With the passing of Judge Robert Bork at 85, America has lost one of its most influential legal scholars. Though media obituaries tend to focus on Bork’s unsuccessful nomination to the Supreme Court in 1987, Bork’s legacy is one, not of failure, but of enormous success.
Bork had a lengthy career before and after his brush with the Senate’s brutal confirmation process. Prior to his nomination, he had served for two decades on the Yale Law School faculty and for five years as a federal appellate judge. As an academic, Bork revolutionized antitrust law, which deals with monopolies. He established consumer protection as the only proper justification for anti-monopoly laws. Today, Bork’s interpretation of antitrust law is widely accepted.

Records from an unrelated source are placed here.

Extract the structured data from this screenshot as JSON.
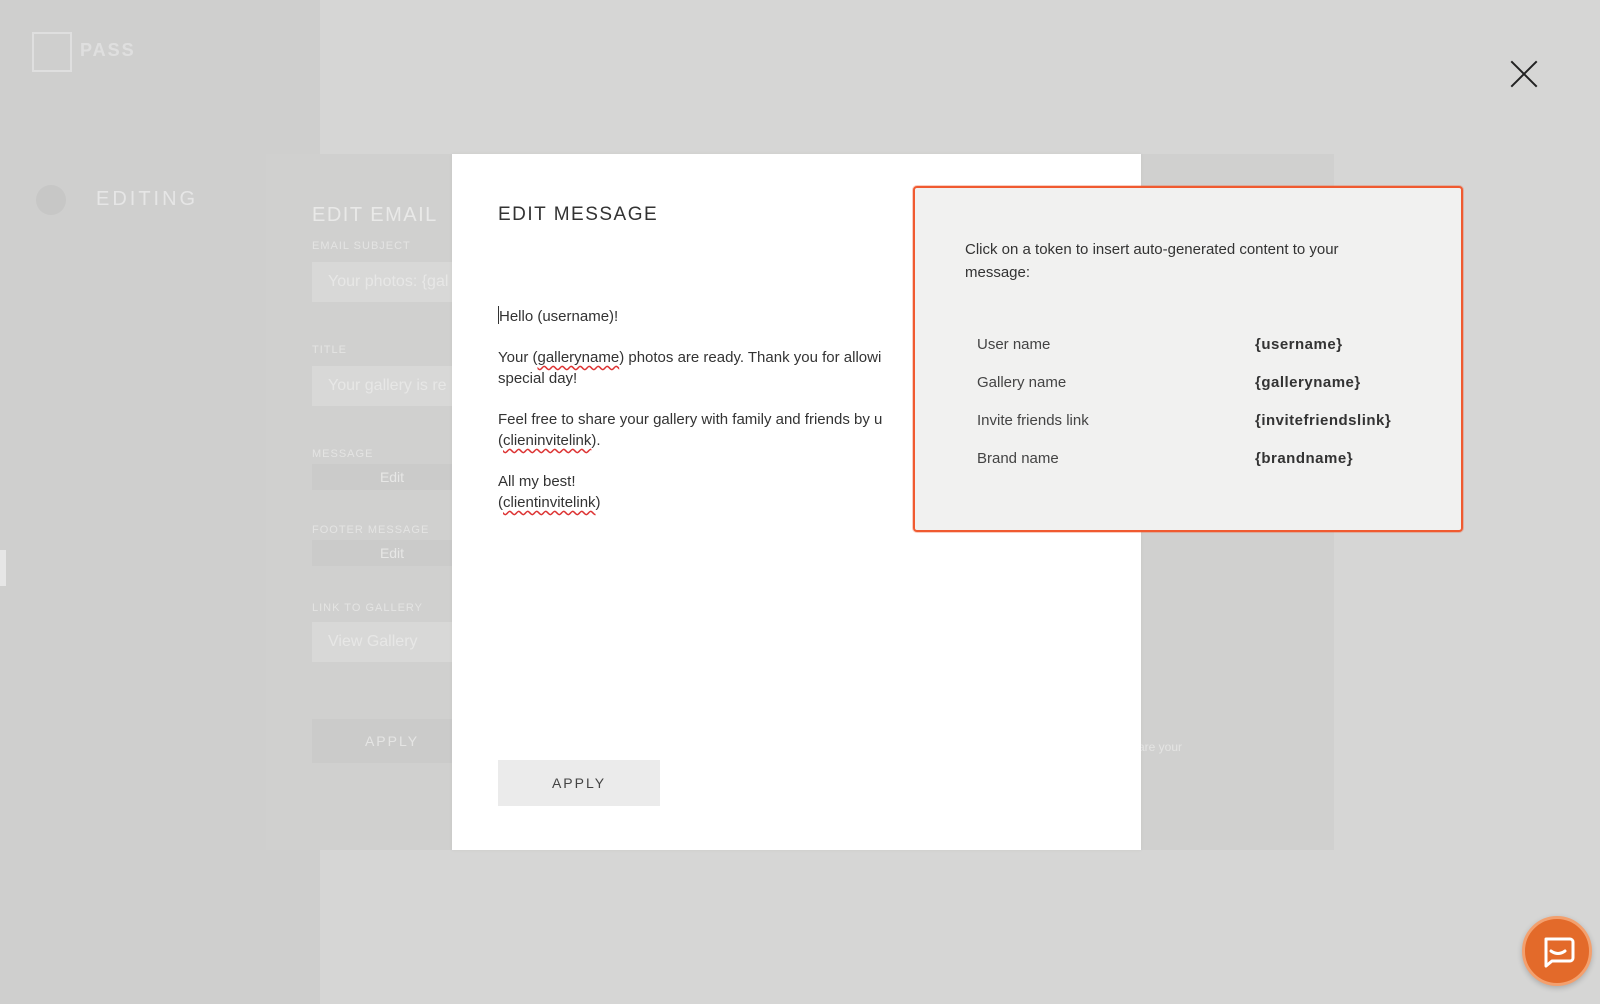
{
  "background": {
    "logo_text": "PASS",
    "sidebar_label": "EDITING"
  },
  "edit_email": {
    "title": "EDIT EMAIL",
    "subject_label": "EMAIL SUBJECT",
    "subject_value": "Your photos: {gal",
    "title_label": "TITLE",
    "title_value": "Your gallery is re",
    "message_label": "MESSAGE",
    "message_edit": "Edit",
    "footer_label": "FOOTER MESSAGE",
    "footer_edit": "Edit",
    "link_label": "LINK TO GALLERY",
    "link_value": "View Gallery",
    "apply": "APPLY",
    "hint": "are your"
  },
  "edit_message": {
    "title": "EDIT MESSAGE",
    "lines": {
      "greeting": "Hello (username)!",
      "p2_a": "Your (",
      "p2_token": "galleryname",
      "p2_b": ") photos are ready. Thank you for allowi",
      "p2_c": "special day!",
      "p3_a": "Feel free to share your gallery with family and friends by u",
      "p3_b": "(",
      "p3_token": "clieninvitelink",
      "p3_c": ").",
      "p4_a": "All my best!",
      "p4_b": "(",
      "p4_token": "clientinvitelink",
      "p4_c": ")"
    },
    "apply": "APPLY"
  },
  "token_panel": {
    "intro": "Click on a token to insert auto-generated content to your message:",
    "tokens": [
      {
        "name": "User name",
        "token": "{username}"
      },
      {
        "name": "Gallery name",
        "token": "{galleryname}"
      },
      {
        "name": "Invite friends link",
        "token": "{invitefriendslink}"
      },
      {
        "name": "Brand name",
        "token": "{brandname}"
      }
    ]
  },
  "colors": {
    "accent": "#f05a30",
    "chat": "#e36a2a"
  },
  "icons": {
    "close": "close-icon",
    "chat": "chat-icon"
  }
}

More important, Bork is one of a handful of jurists who succeeded in changing the way Americans view our supreme law: the Constitution. In 1987, originalism—the doctrine that the Constitution should be applied as originally understood—was considered a fringe theory. The reigning philosophy in academia and on the bench was that we have a “living Constitution,” in short, that judges can unilaterally change the document’s meaning. In his 1990 book, The Tempting of America, Bork became the first scholar to provide a detailed explanation of originalism for the general public. He also dispelled the myth that originalism seeks to divine the secret intentions of the Constitution’s framers. Rather, it is an attempt to understand how the text would have been understood by “those who ratified our Constitution and its various amendments.” Bork explained that this task was vital “because what the ratifiers understood themselves to be enacting must be taken to be what the public of that time would have understood the words to mean.”

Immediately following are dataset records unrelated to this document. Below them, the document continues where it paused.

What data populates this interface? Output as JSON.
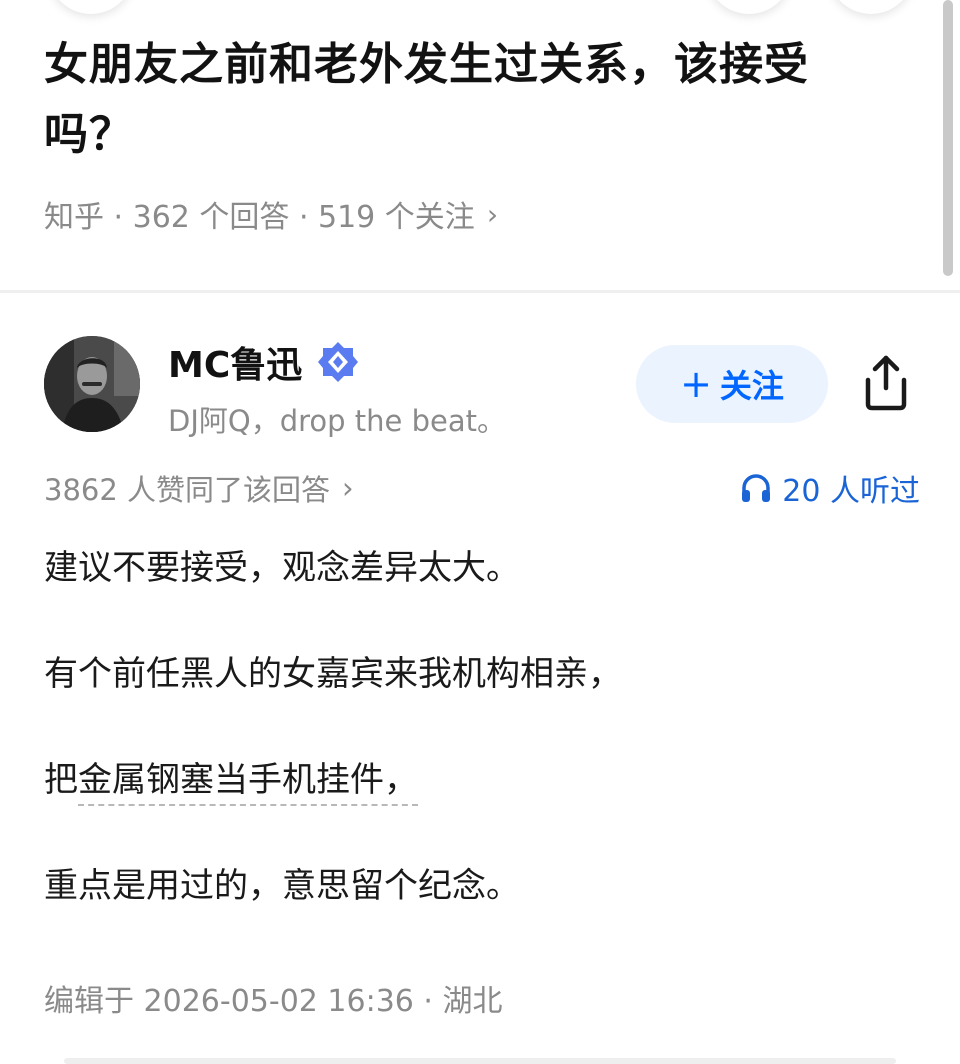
{
  "question": {
    "title_line1": "女朋友之前和老外发生过关系，该接受",
    "title_line2": "吗？",
    "meta": "知乎 · 362 个回答 · 519 个关注",
    "meta_chevron": "›"
  },
  "author": {
    "name": "MC鲁迅",
    "bio": "DJ阿Q，drop the beat。",
    "avatar_icon": "avatar-portrait",
    "verified_icon": "verified-badge-icon",
    "follow_plus": "+",
    "follow_label": "关注",
    "share_icon": "share-icon"
  },
  "stats": {
    "upvotes": "3862 人赞同了该回答",
    "upvotes_chevron": "›",
    "listened": "20 人听过",
    "listened_icon": "headphone-icon"
  },
  "content": {
    "p1": "建议不要接受，观念差异太大。",
    "p2": "有个前任黑人的女嘉宾来我机构相亲，",
    "p3_prefix": "把",
    "p3_link": "金属钢塞当手机挂件，",
    "p4": "重点是用过的，意思留个纪念。"
  },
  "footer": {
    "edited": "编辑于 2026-05-02 16:36 · 湖北"
  },
  "colors": {
    "accent": "#0066ff",
    "follow_bg": "#ebf3ff",
    "muted": "#8a8a8a",
    "verified": "#4c6ef5"
  }
}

When President Reagan nominated Bork to the Supreme Court, no one questioned his qualifications. Just five years earlier, he had been unanimously confirmed for the D.C. Circuit Court of Appeals, having earned an “exceptionally well qualified” label from the American Bar Association. But in the interim, the Democratic Party had taken control of the Senate. Senator Ted Kennedy orchestrated a smear campaign against Bork so breathtaking in its distortion that even the liberal Washington Post denounced it as a “lynching.” On October 3, 1987, the Senate rejected Bork’s nomination on a 58-42 vote.

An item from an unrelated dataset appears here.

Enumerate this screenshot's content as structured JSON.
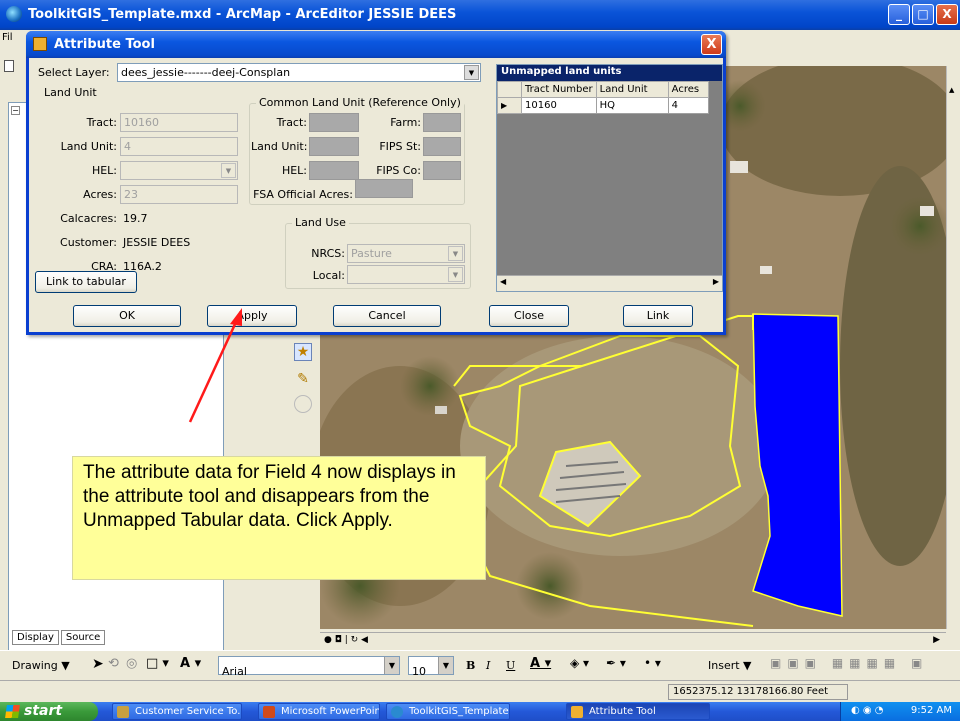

Even that setback ultimately served to advance Judge Bork’s constitutional agenda. It galvanized conservatives. In the four years after the confirmation battle, the leading conservative legal organization, the Federalist Society, watched its contributions soar, partly as a result of the “Bork effect.” Today, originalism has moved from the fringes to the mainstream. Many liberal legal scholars concede that judges ought to be guided by the original understanding of the Constitution.
No Supreme Court nominee today dares disavow originalism or declare his or her sympathy with a “living Constitution” philosophy. When Elena Kagan faced Senate confirmation for the Supreme Court in 2010, she went out of her way to praise originalism as an interpretive method. As the future justice explained: “Sometimes [the framers] laid down very specific rules. Sometimes they laid down broad principles. Either way, we apply what they say, what they meant to do. So in that sense, we are all originalists.”
Indeed we are. And for that, we should thank Robert Bork.